Galway-based Celtrak opened its doors seven years ago after it became independent of Connaught Electronics (CEL). Managing director Pádraig Kenny has seen the firm go from strength to strength.

Although logistics firms have been traditionally ahead of the pack in this field, there are plenty of applications for telemetry technology across Irish businesses that are becoming more apparent.

Some of Celtrak's more recent projects include hosting an information exchange agency for the National Roads Authority - a back-office system that allows electronic vehicle tags from one operator to pass through the toll gate of another operator. The system gathers the charging information centrally.

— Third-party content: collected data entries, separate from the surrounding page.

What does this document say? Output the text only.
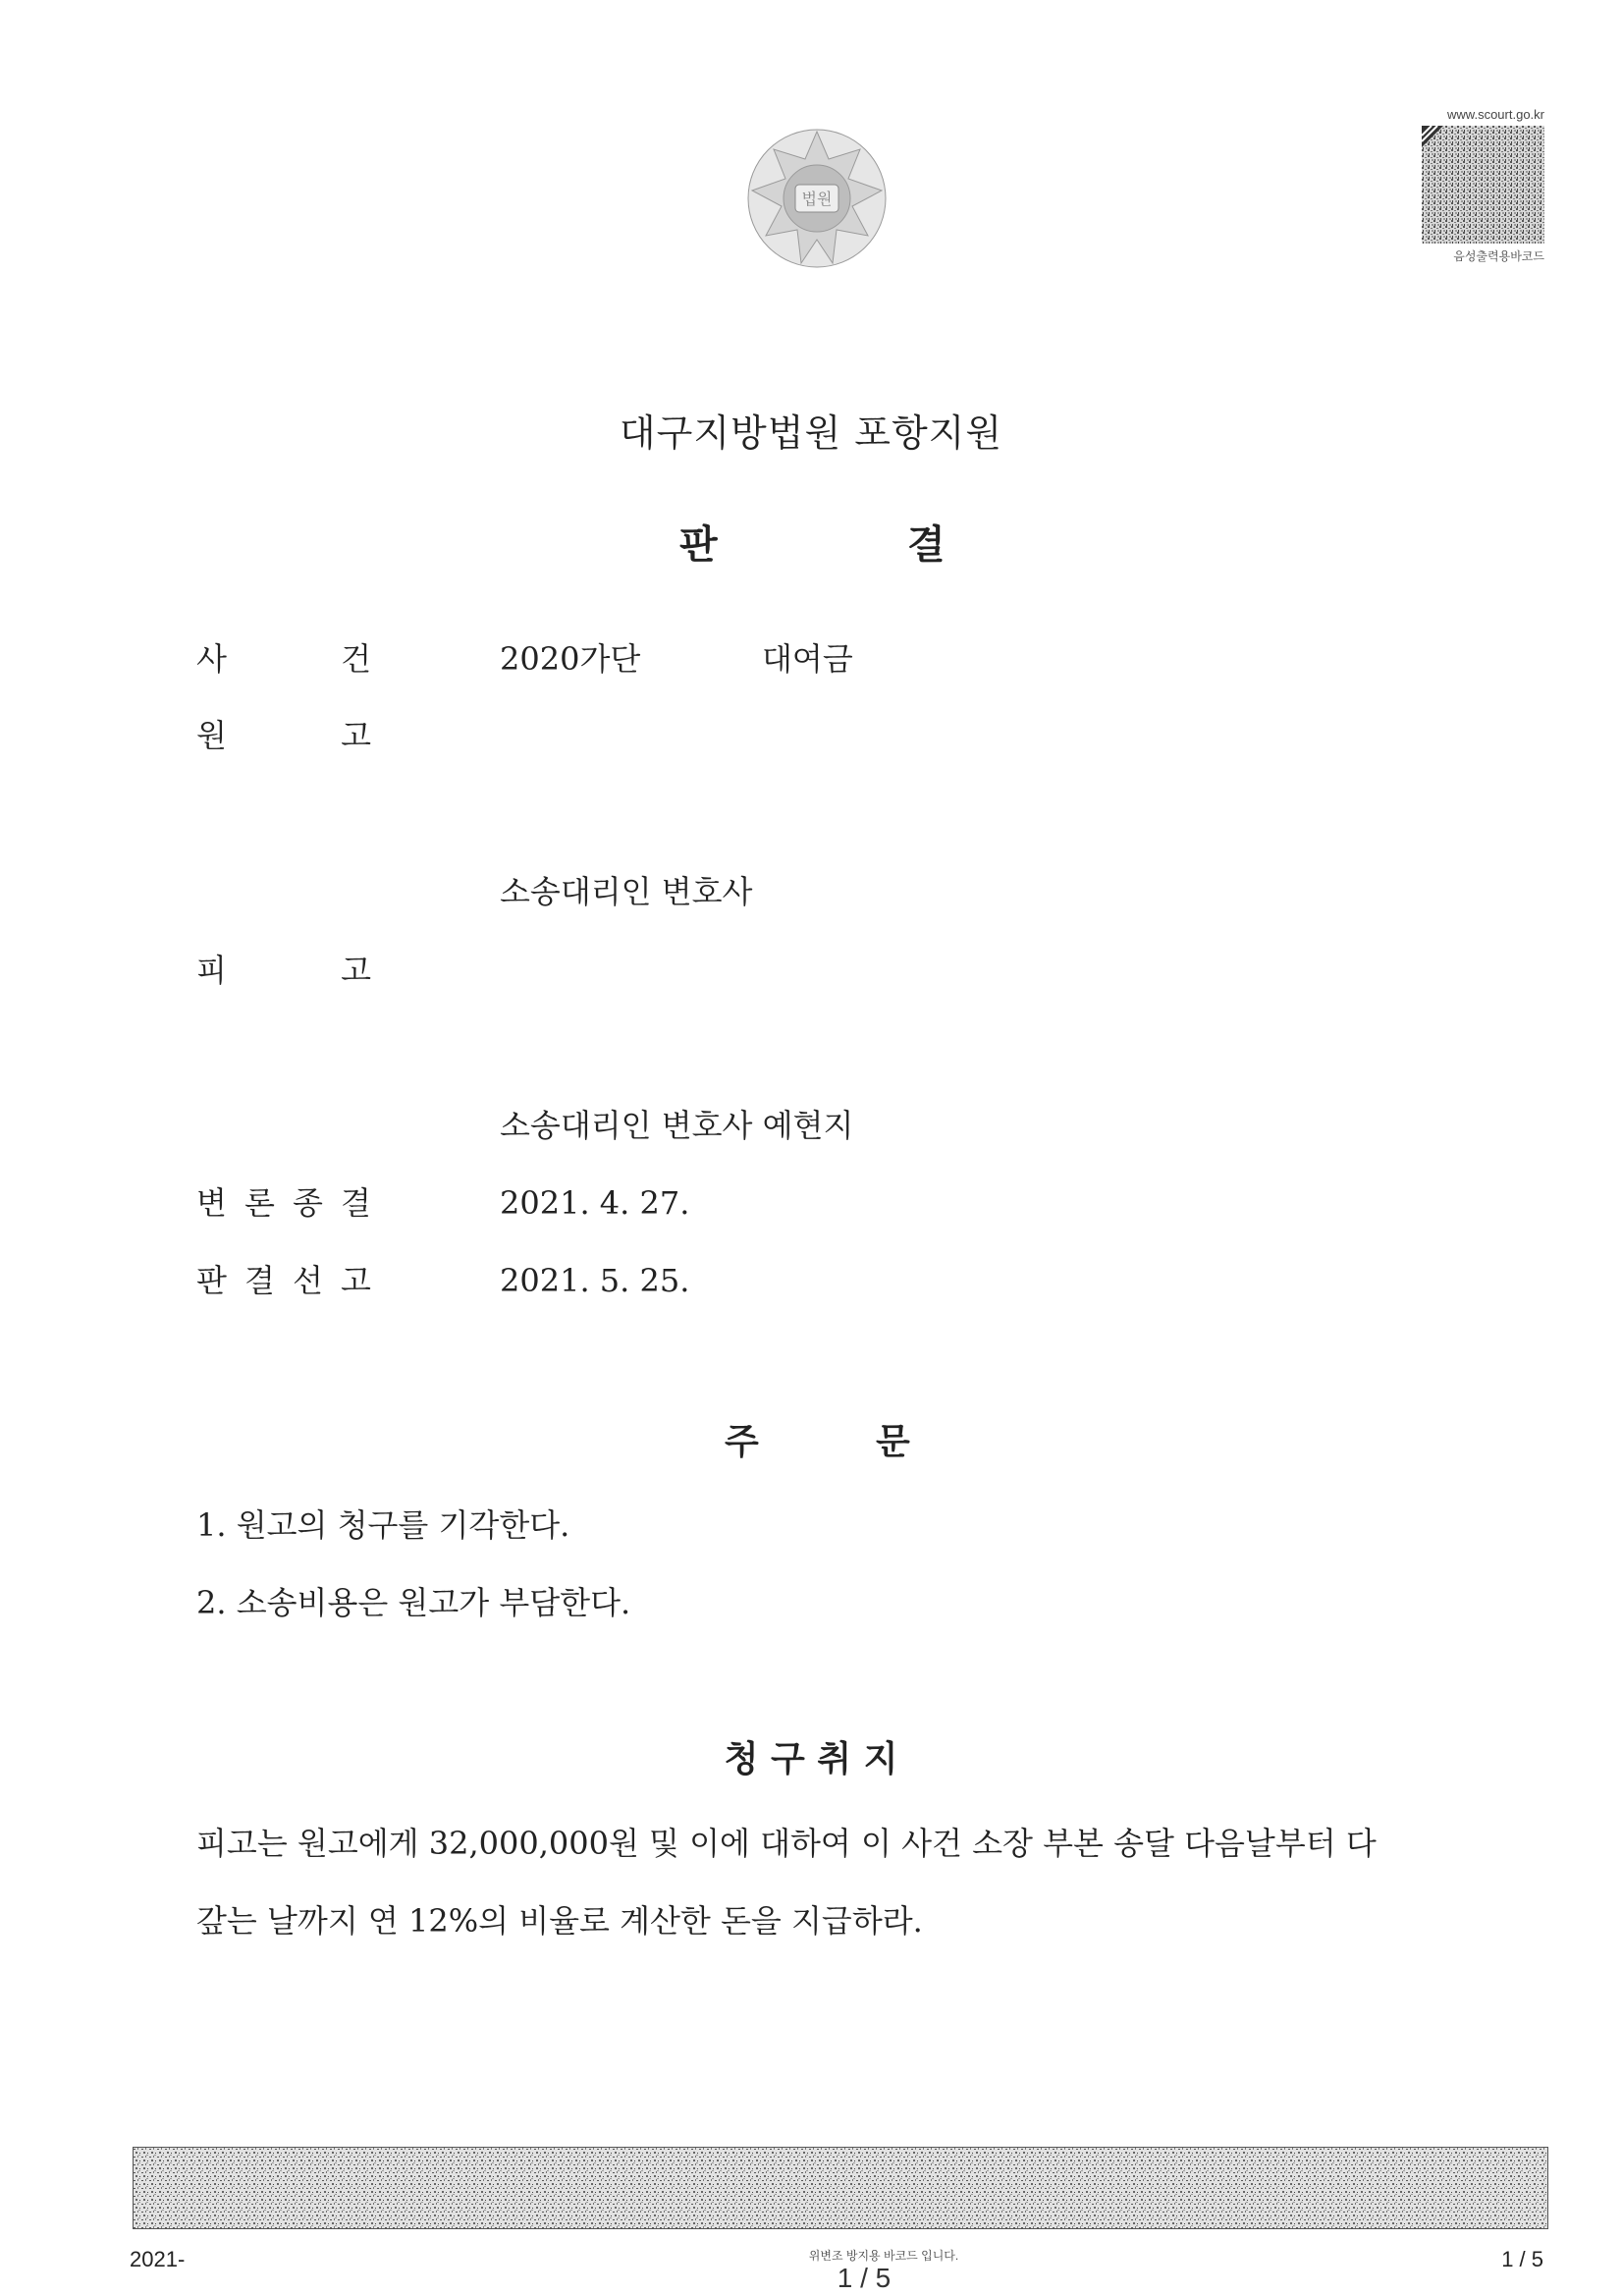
법원
www.scourt.go.kr
음성출력용바코드
대구지방법원 포항지원
판	결
사	건	2020가단	대여금
원	고
소송대리인 변호사
피	고
소송대리인 변호사 예현지
변 론 종 결	2021. 4. 27.
판 결 선 고	2021. 5. 25.
주	문
1. 원고의 청구를 기각한다.
2. 소송비용은 원고가 부담한다.
청 구 취 지
피고는 원고에게 32,000,000원 및 이에 대하여 이 사건 소장 부본 송달 다음날부터 다
갚는 날까지 연 12%의 비율로 계산한 돈을 지급하라.
2021-	위변조 방지용 바코드 입니다.	1 / 5
1 / 5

Celtrak also worked with waste management group Greenstar to implement a fleet management system, and with British group Balfour Beatty Utilities on a comprehensive fleet management and reporting system that covered requirements in health, safety, operations and logistics, and workforce management.

Celtrak has overcome several obstacles since its early days.

Although the business had definite potential from the outset, the technology it needed to run was hindering its progress.

"The driver of this industry is the mobile phone industry," Kenny says. "The networks were not as ubiquitous as they are today. They were also more expensive."

The advent of always-on GPRS and 3G data has changed everything, allowing the firm to stream data from moving vehicles back to a base. "We have vehicles connected all over the world," says Kenny. "We have about one million transactions a day. What's making it possible is the availability of the second- and third- generation mobile phone networks."

GPRS/GPS is combined with onboard memory on the vehicle by way of a small computer fitted by the firm. This sends all the relevant data back to base. "It's the internet of things," explains Kenny. "We can network a thing as opposed to a person."

Despite the client list, Celtrak's staff numbers remain small, at 16. The firm is based in Ballybrit, Co Galway, an area that is home to some of the world's best technology firms, including Nortel and Cisco, all of whom are competing for the best and most promising staff.

However, Kenny insists this has not been a hindrance to Celtrak and, despite the competition, it has had few problems in recruiting the right people.

"People are drawn to the type of work we do," he says. "One of the challenges we have from the technology point of view is that as the internet becomes more pervasive and people become more familiar with it, their expectations go way up too.

"It puts huge pressure on the technology companies to produce applications to stay current too. The other side of the coin is that, yes, it's a challenge to compete with Cisco etc, for staff, but it is also drawing in talent from all over."

With the technology developing in leaps and bounds, it's only a matter of time before services expand further.

Celtrak is now looking at building Wi-Fi support into its technology, which will allows its trucks and devices to use wireless networks to send back data, when the networks are available.

"We're not going to be simply dependent on mobile phones for connectivity," says Kenny.

The delayed European satellite navigation system, Galileo, will also bring much more sophisticated services and more accurate positioning for GPS. "In the interim, the mobile phone industry has been developing a positioning system using emergency masts," says Kenny.

This system uses several masts to pinpoint a user's position through their mobile phone.

Kenny has no doubt where the future of his industry lies. "Miniaturisation is a key feature of developing the technology. Smaller, smarter and cheaper leads to the rapid development of the industry."

More and more sectors of Irish industry are beginning to recognise the benefits of telemetry. Facilities and civil engineering sectors are now getting involved - in fact, any industry with mobile assets can benefit from the technology.

The company gives real-time visibility of mobile assets and can generate reports and alarms as needed. For example, if vehicles are travelling somewhere they shouldn't be, or if they are travelling too fast, the system can generate a warning.

"Companies can keep a constant watch on assets as they move outside the normal work environment," says Kenny.

"In the world we live in, there's increasing regulation on health and safety of workers - how long they are driving, if they are speeding and environmental compliance. Increasingly it's impossible to manage all of this unless firms have technology to manage it and report critical information," he concludes.

"This is where we are going with the 'internet of things'."